Oct. 20th, 2007 @ 10:49 pm Me, Myself and I
Just finished reading The Black Book by Orhan Pamuk. It's a beautiful book with an amazing structure that along with being a core element of the style of the book, also reflects the essence of it's content. The main narrative of the book interspersed with short stories, prose and ramblings of a virtual alter-ego of the protagonist (or more accurately, whose virtual alter-ego our protagonist is ...) that reflect the storyline, if in a distorted way, creates a unique effect. This is best illustrated, perhaps ironically, by the column Mysterious Paintings. In a parodying and self-referential, if you will, twist this specific interlude seems to be commenting on this layered structure of the book, while itself being one of the layers.

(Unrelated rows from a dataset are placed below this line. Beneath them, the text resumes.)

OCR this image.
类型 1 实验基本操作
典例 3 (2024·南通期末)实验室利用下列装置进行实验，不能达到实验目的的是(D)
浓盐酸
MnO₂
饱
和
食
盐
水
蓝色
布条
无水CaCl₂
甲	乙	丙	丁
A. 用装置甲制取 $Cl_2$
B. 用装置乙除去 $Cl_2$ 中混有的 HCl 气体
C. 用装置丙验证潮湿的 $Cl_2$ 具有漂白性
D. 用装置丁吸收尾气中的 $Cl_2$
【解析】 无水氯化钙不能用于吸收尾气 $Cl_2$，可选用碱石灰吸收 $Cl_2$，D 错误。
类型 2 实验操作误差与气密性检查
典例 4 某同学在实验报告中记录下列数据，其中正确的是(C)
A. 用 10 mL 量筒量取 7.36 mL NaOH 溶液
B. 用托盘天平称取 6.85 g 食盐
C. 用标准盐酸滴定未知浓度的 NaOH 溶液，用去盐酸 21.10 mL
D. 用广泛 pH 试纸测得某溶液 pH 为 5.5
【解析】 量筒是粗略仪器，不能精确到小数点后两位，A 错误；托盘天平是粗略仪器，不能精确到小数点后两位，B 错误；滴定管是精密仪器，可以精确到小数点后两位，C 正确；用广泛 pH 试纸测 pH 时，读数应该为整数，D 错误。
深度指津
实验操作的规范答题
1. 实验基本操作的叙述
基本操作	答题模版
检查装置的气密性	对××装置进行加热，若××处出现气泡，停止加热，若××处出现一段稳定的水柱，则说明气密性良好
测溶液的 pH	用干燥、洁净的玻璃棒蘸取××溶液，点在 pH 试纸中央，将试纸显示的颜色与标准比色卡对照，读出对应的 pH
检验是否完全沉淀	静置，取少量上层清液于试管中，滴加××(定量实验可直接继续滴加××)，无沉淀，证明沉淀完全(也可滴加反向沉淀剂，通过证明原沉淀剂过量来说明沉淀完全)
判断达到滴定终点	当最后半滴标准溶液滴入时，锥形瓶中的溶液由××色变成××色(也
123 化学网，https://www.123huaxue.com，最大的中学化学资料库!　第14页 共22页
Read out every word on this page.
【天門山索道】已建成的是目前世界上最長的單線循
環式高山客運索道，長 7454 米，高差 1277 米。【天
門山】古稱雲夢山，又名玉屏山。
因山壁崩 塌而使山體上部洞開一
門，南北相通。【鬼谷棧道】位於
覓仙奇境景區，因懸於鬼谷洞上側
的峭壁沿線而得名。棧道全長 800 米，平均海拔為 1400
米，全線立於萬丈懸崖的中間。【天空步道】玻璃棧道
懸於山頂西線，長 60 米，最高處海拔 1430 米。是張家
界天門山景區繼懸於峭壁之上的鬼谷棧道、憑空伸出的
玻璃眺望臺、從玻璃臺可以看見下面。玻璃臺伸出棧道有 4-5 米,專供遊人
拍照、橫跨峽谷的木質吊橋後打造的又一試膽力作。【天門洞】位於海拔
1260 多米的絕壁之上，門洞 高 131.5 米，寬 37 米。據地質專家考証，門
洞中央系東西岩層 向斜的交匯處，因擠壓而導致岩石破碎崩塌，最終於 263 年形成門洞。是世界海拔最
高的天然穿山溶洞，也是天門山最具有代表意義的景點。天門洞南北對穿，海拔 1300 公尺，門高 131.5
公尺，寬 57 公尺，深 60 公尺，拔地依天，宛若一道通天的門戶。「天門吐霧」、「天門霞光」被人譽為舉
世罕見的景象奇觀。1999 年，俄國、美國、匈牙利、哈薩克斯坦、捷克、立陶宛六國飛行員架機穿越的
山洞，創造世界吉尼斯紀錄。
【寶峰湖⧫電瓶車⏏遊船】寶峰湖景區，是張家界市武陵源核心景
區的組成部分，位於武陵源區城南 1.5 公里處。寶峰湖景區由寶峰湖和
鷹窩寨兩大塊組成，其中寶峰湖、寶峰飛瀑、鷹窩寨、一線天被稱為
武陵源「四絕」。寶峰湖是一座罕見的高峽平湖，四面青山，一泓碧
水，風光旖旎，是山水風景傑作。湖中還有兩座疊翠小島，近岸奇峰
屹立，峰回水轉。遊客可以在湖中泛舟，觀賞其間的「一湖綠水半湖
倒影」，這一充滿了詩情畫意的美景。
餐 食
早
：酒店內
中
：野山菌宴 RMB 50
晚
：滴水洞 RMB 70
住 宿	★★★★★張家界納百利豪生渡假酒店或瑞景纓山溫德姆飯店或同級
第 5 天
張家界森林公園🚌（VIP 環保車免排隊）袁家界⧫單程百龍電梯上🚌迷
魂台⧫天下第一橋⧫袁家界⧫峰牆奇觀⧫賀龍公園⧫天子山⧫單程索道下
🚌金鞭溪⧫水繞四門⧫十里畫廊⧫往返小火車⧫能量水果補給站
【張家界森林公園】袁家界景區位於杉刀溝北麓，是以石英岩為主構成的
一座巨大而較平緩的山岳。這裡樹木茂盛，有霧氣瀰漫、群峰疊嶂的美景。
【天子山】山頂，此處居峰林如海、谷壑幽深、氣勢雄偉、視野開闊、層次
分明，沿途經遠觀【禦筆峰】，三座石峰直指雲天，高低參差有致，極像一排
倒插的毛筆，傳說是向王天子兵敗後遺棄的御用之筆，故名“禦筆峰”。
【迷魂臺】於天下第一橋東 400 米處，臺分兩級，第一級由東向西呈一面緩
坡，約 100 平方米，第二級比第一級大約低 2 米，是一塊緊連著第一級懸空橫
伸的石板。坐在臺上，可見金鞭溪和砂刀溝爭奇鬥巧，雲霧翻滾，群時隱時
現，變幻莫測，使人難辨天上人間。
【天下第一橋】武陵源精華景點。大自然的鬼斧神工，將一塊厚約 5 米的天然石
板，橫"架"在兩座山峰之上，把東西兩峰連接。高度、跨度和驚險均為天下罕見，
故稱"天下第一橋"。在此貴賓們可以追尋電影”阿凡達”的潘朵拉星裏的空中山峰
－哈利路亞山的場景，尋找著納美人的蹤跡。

This is a haunting book, that starts with our protagonist's quest for his beloved, and follows his journey through a looking-glass into a world of mysterious words, letters, faces of letters, and a quest for him, his other-self and the eye. After all, it is not finding that is essential but keeping on the path, not the answer but the quest for answer, for which the question is just a pretext.